The second provision in HB 19 is those intended to protect the
public health. There are two ways that the sponsor has gone
about doing this. The first is that when pesticides or bypass
chemicals are applied in a public place, they are applied by a
certified applicator. This is someone that is trained in the
use and application of these chemicals. The second is that
reasonable public notice is posted when pesticides are
applied. This is important because the sponsor's intent was to
find that balance and strike that balance between added cost
to the industry and reasonable protections for the public. You
might hear today some testimony that will talk about previous
public notice, something that's 48 hours in advance. The
sponsor very carefully worked to something that is more along
the lines of similar to a wet paint sign; that when the
activity occurs and when the public should be concerned, that
notice is given to them.
There are approximately between 5,500 and 5,700 different
chemicals that are used in the state of Alaska. Trying to
write legislation that specifically addresses the handling and
use of all of these chemicals, the sponsor found incredibly
problematic. And so to reach these public health goals, HB 19
turns the Department of Environmental Conservation to in
regulation achieve the ends that are put forth in HB 19.
10:31:44 AM
KEN PERRY, General Manager, PARATEX Pied Piper, and representative,
Certified Applicators in Alaska, National Pest Management
Association, and RISE, testified via teleconference from Anchorage,
read a statement into the record as follows.
I am Ken Perry, a lifelong Alaskan and General Manager of
PARATEX Pied Piper - Alaska's oldest Pest Management Company.
I also represent Certified Applicators in Alaska, and speak by
permission of the National Pest Management Association and a
major chemical manufacturer's group known as RISE. As you are
aware, I have been involved in this bill since Mr. Meyer first
kindly asked us to meet with his assistant, Mr. Pawlowski and
representatives from the Department of Environmental
Conservation some months ago. I am grateful for this
consideration on their part. At that time, I addressed the
same concerns I have addressed continually through many
committees, and have offered reasonable solutions as well.
Frankly, the document before you today is so far removed from
the original intent of the sponsors, that I am amazed it still
has support. In that vein, I submitted to you via e-mail
yesterday a workable set of amendments that can return the
bill to its original course and meet most of our concerns. I
urge you to either adopt those amendments or send the bill
back to the sponsor to achieve those same goals.

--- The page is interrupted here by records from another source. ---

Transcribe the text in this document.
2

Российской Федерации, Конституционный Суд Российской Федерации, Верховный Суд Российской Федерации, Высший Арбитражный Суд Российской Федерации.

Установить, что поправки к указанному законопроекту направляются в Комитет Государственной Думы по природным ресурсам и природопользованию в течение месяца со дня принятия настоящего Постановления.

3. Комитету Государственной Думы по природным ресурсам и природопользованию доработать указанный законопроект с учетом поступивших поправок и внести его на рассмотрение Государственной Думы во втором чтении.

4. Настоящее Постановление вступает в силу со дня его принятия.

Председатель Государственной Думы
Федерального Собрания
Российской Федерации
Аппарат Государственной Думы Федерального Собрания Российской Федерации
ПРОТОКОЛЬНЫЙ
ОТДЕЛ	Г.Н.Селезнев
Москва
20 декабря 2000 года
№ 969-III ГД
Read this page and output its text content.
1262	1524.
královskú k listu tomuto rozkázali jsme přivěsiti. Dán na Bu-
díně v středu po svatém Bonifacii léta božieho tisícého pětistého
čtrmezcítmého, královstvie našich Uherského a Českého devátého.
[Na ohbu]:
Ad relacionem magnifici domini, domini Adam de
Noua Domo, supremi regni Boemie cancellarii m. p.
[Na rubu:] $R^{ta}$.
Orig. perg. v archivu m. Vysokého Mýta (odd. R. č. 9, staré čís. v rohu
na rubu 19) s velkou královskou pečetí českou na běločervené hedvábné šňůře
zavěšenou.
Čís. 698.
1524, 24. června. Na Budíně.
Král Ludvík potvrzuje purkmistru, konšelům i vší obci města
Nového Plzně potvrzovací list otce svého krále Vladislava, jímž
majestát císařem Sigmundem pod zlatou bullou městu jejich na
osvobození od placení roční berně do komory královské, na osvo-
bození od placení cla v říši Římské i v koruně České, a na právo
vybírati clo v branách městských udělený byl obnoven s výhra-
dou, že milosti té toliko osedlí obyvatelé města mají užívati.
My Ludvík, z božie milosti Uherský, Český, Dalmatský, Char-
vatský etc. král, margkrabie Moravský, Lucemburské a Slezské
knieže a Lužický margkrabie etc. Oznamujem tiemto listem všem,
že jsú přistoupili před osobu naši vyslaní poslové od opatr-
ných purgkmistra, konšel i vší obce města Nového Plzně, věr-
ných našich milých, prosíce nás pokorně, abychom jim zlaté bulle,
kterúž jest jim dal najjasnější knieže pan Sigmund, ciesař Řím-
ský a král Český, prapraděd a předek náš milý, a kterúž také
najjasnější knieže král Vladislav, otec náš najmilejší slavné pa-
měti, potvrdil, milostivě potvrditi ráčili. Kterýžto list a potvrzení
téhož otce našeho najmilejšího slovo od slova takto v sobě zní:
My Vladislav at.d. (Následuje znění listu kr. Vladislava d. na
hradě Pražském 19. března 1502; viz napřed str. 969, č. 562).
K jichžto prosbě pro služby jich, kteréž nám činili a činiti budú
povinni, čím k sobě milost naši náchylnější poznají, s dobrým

On the issue of pesticide safety, the barrages of comments you
are receiving from certain environmentalists have already been
addressed at the federal level. While they certainly have
every right to be heard on their claims, it is still the EPA
who makes the decision on what chemicals can be safely used,
when and where. While a pesticide free environment might seem
to be a goal for them, we should not ignore the desire of
others for a pest free environment. Their choices to buy
products to achieve their desire should not be denied by
excessive fees levied against the manufacturers, who will then
simply remove their availability from the Alaska marketplace.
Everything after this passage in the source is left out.